Flower Painting
Sebi Schager (AT)
“Flower Painting”, 2023
Pen drawing on laid paper, 350g/m²
100x70cm, signed by the artist.
Sebi works across spray stencils, robotic pen drawing, gold leaf, and digital collage — his practice moves between appropriation and reinvention, art-historical imagery taken apart, digitally recombined, then brought back into physical form. The Thx for the Brush series extends the painter's space with robotic tools: compositions emerge from digital collages, cutouts, and elements that develop directly on the paper — the work builds up on the sheet as much as it arrives from the screen. Many follow the Wheel of Fortune — Sebi collects thematic image sets from art history, pop culture, and the internet, runs them through the randomizer, and lets unexpected constellations emerge.

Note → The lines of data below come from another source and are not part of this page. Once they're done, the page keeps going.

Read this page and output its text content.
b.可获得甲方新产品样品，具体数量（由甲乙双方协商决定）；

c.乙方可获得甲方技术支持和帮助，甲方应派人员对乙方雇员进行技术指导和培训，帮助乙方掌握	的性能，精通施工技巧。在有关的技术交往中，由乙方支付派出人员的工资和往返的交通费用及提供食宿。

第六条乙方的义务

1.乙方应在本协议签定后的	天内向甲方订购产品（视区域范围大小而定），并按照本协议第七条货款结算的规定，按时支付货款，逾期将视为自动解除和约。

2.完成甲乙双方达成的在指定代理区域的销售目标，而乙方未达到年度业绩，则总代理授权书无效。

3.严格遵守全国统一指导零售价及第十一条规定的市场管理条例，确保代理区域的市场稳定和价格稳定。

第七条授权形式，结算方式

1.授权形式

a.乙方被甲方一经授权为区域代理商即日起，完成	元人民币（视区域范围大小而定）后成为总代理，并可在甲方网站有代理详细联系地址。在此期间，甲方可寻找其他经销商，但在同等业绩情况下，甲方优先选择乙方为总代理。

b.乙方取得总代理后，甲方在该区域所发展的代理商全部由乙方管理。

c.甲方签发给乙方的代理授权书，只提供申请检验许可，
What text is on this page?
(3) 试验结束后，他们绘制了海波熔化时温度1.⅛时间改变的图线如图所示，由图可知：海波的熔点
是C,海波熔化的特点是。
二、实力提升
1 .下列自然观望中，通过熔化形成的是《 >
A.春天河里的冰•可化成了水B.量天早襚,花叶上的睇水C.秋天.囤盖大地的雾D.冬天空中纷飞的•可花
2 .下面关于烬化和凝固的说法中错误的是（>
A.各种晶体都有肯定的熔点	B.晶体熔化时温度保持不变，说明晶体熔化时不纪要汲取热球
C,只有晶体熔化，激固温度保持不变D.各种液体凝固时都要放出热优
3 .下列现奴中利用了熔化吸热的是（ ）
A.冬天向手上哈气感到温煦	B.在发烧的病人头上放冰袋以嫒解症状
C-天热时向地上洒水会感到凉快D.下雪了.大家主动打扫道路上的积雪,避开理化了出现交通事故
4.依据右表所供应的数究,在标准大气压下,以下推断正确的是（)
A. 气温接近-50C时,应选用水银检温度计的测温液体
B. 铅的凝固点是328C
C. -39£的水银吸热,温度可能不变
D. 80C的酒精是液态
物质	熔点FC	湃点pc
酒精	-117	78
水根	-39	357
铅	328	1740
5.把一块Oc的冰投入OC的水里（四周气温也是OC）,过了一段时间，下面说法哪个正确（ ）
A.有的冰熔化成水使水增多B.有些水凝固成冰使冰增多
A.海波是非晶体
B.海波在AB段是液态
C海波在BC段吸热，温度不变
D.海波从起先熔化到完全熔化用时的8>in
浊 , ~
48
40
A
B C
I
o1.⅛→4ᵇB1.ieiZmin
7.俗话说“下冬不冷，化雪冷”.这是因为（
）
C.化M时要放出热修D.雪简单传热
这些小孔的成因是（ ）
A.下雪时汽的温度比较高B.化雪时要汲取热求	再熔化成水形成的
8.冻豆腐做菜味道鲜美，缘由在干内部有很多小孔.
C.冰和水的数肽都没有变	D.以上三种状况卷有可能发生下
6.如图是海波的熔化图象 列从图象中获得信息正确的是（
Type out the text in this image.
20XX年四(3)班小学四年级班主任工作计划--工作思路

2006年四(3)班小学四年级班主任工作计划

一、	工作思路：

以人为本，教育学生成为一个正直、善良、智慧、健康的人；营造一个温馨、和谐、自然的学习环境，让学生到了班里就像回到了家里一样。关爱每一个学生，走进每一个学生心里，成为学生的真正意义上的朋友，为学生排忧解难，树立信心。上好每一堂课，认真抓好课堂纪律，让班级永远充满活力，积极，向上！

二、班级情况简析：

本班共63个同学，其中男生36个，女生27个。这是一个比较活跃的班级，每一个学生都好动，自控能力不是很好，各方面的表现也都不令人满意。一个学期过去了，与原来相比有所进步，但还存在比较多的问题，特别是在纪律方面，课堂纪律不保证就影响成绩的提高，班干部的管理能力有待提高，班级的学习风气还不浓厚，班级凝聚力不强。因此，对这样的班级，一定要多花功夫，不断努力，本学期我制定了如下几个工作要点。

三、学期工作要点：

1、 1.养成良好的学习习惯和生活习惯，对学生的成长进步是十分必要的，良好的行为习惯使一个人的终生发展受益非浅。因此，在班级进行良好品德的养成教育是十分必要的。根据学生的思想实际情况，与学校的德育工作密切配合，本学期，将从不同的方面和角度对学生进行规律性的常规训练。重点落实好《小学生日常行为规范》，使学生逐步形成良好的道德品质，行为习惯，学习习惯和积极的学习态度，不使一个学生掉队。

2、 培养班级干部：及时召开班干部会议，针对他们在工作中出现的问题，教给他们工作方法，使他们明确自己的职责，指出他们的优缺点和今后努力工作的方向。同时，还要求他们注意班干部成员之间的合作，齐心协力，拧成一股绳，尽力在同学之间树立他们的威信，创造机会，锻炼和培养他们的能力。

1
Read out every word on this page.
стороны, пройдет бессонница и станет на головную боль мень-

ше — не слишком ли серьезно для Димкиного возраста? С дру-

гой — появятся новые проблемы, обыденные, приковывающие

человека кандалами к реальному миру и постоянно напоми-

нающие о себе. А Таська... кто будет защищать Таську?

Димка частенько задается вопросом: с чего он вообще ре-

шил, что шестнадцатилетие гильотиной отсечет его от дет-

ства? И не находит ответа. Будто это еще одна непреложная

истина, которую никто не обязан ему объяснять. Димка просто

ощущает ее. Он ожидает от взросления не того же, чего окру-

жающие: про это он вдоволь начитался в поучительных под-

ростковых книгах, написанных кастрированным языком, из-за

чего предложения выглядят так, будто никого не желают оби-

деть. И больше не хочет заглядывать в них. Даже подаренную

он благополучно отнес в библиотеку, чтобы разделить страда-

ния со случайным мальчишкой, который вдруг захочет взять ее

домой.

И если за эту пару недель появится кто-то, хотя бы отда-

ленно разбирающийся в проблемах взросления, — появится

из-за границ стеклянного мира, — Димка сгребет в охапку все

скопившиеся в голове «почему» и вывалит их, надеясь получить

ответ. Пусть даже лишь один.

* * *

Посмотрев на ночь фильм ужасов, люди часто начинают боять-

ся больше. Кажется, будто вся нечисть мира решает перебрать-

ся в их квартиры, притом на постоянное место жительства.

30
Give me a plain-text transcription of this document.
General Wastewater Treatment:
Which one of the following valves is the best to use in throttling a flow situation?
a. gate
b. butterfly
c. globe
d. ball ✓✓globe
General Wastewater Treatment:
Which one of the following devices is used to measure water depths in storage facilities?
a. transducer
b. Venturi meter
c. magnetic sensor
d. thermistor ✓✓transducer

The plotter translates, but the encounter between pen and paper introduces variables neither artist nor machine fully controls — ink pools, skips, bleeds. Tinguely built drawing machines to question authorship in 1959; Sebi's plotter picks up that thread sixty years later. "The miracle has already happened once something is physically manifested."
Flower Painting — the title is almost aggressively literal, the kind of generic label you'd find on a department store print. After centuries of flower painting from the Dutch Golden Age through O'Keeffe to Koons, calling something "Flower Painting" is either humble or very bold. A white orchid — immaculate, delicate — dominates the center, while a manga figurine embodying the Japanese idea of the feminine emerges from the halftone layers. A male presence lingers at the edges, barely there — fragments, a pierced ear, two shadows — more felt than seen. Things that shouldn't coexist stand in stark contrast: purity and perversion, elegance and danger, the untouched flower and everything that threatens to touch it.